When I say "counterintuitive", I am referring to most programmers, judging by what's said in forums like this one, will _not_ be receptive to perceived restraints. They will believe it limits what they can do. Instead, they will see a langauge where there are multiple ways to do the same thing with the same effectiveness as somehow more flexible, making them more productive. They want hundreds of libraries. They want IDE's. They do not want to write things in Scheme. Some even hate the command line. I say these things about "most" programmers. Not all. (thankfully)
Again, Thompson's comments are insightful here. Many programmers are cogs in a corporate wheel. They have little opportunity to be creative. They want to save time and effort in any way possible.
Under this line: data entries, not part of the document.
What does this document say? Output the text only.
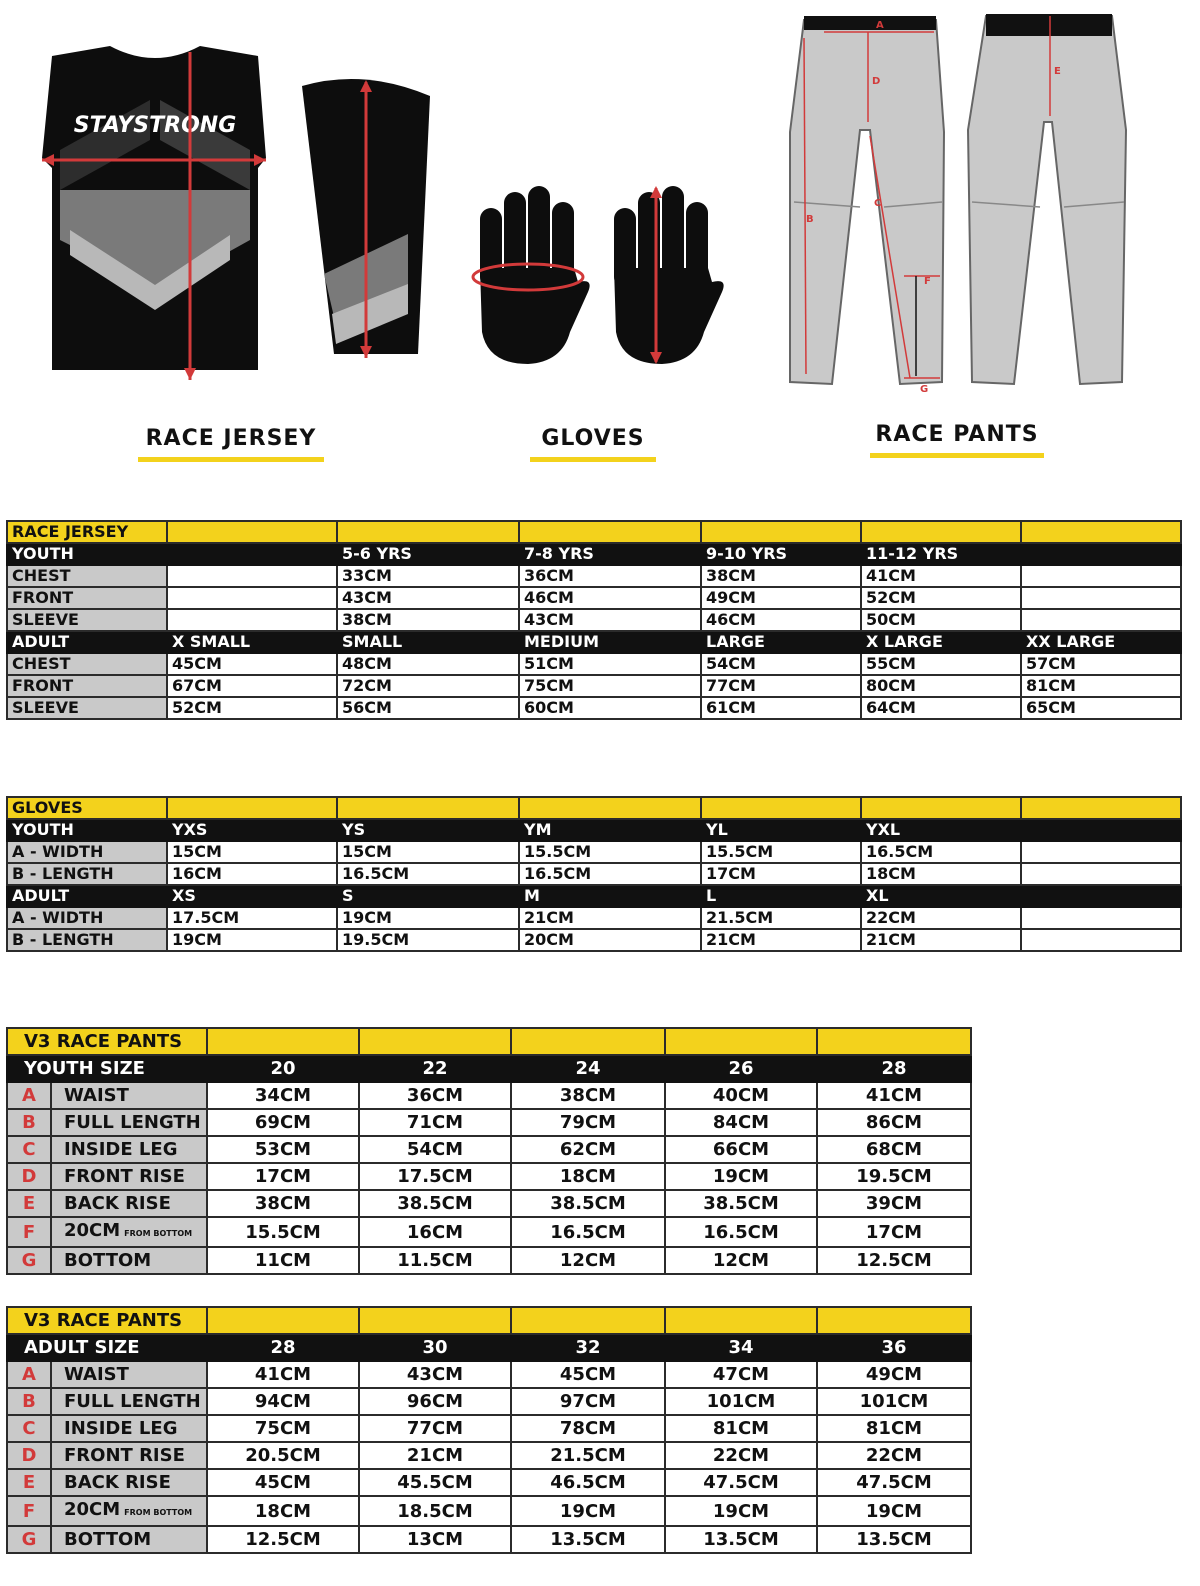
STAYSTRONG
A
B
C
D
F
G
E
RACE JERSEY	GLOVES	RACE PANTS
RACE JERSEY						
YOUTH		5-6 YRS	7-8 YRS	9-10 YRS	11-12 YRS	
CHEST		33CM	36CM	38CM	41CM	
FRONT		43CM	46CM	49CM	52CM	
SLEEVE		38CM	43CM	46CM	50CM	
ADULT	X SMALL	SMALL	MEDIUM	LARGE	X LARGE	XX LARGE
CHEST	45CM	48CM	51CM	54CM	55CM	57CM
FRONT	67CM	72CM	75CM	77CM	80CM	81CM
SLEEVE	52CM	56CM	60CM	61CM	64CM	65CM
GLOVES						
YOUTH	YXS	YS	YM	YL	YXL	
A - WIDTH	15CM	15CM	15.5CM	15.5CM	16.5CM	
B - LENGTH	16CM	16.5CM	16.5CM	17CM	18CM	
ADULT	XS	S	M	L	XL	
A - WIDTH	17.5CM	19CM	21CM	21.5CM	22CM	
B - LENGTH	19CM	19.5CM	20CM	21CM	21CM	
V3 RACE PANTS						
YOUTH SIZE		20	22	24	26	28
A	WAIST	34CM	36CM	38CM	40CM	41CM
B	FULL LENGTH	69CM	71CM	79CM	84CM	86CM
C	INSIDE LEG	53CM	54CM	62CM	66CM	68CM
D	FRONT RISE	17CM	17.5CM	18CM	19CM	19.5CM
E	BACK RISE	38CM	38.5CM	38.5CM	38.5CM	39CM
F	20CM FROM BOTTOM	15.5CM	16CM	16.5CM	16.5CM	17CM
G	BOTTOM	11CM	11.5CM	12CM	12CM	12.5CM
V3 RACE PANTS						
ADULT SIZE		28	30	32	34	36
A	WAIST	41CM	43CM	45CM	47CM	49CM
B	FULL LENGTH	94CM	96CM	97CM	101CM	101CM
C	INSIDE LEG	75CM	77CM	78CM	81CM	81CM
D	FRONT RISE	20.5CM	21CM	21.5CM	22CM	22CM
E	BACK RISE	45CM	45.5CM	46.5CM	47.5CM	47.5CM
F	20CM FROM BOTTOM	18CM	18.5CM	19CM	19CM	19CM
G	BOTTOM	12.5CM	13CM	13.5CM	13.5CM	13.5CM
But some people, the increasingly rare few, will see things differently. I side with Thompson's preference in that I cannot understand large languages where I have to work from the top down and read a 500 page manual to try to understand all the components. I cannot manage that degree of complexity as easily as I can I can work with something simple and build things from the bottom up. (Alas, the things I can build do not amount to a UNIX kernel! :)
So, yeah, it's not counterintuitive to me. It makes perfect sense. But I don't find myself agreeing with most comments about these issues I see in forums. I can't even read StackOverflow. The herd mentality is overbearing.
If he thought it was counterintuitive, then he would have said "It is counterintuitive..."
I remember few years ago I connect to youtube directly in China using a python http proxy by replacing spaces to \t in http request headers. The GFW let the request pass.
Some access control software that major mobile carriers use to captive-portal their data traffic only match on HTTP requests that use CRLF. If the same HTTP traffic uses linefeeds, it's not matched by the ACLs.
A simple HTTP proxy that does s/\r\n$/\n/g would allow one to surf for free, even if their bill hasn't been paid in months. Boy, that HTTP standard sure is handy :D
If you lex the headers in two phases (handle line continuations and header combination first, feed joined lines to parser) HTTP is reasonably simple to parse.
* implied LWS
The grammar described by this specification is word-based. Except
where noted otherwise, linear white space (LWS) can be included
between any two adjacent words (token or quoted-string), and
between adjacent words and separators, without changing the
interpretation of a field. At least one delimiter (LWS and/or
separators) MUST exist between any two tokens (for the definition
of "token" below), since they would otherwise be interpreted as a
qvalue = ( "0" [ "." 0*3DIGIT ] )
| ( "1" [ "." 0*3("0") ] )
0 . 0 0 0
Think of an image, the HTTP request being for an image. The client can say (in an Accept header), "Give me a lossless .tiff if you have it, but if you don't then I'd like an image in .jpg format that is 80% quality. If you can't do that then I'd prefer a .gif that is equivalent to 50% quality. If you've failed on that... well, screw it, I'll take ASCII art, it's better than nothing.".
The quality represents a loss in quality of the supplied resource, and a preference list of the order of acceptable types (in the case of an Accept header) for each step down in quality.
It's a bit of an abuse to read quality as "order by" and to treat the percent quality as "range 0-1000".
I think that example is actually given in the specs, but I'm fairly sure audio was the resource type used.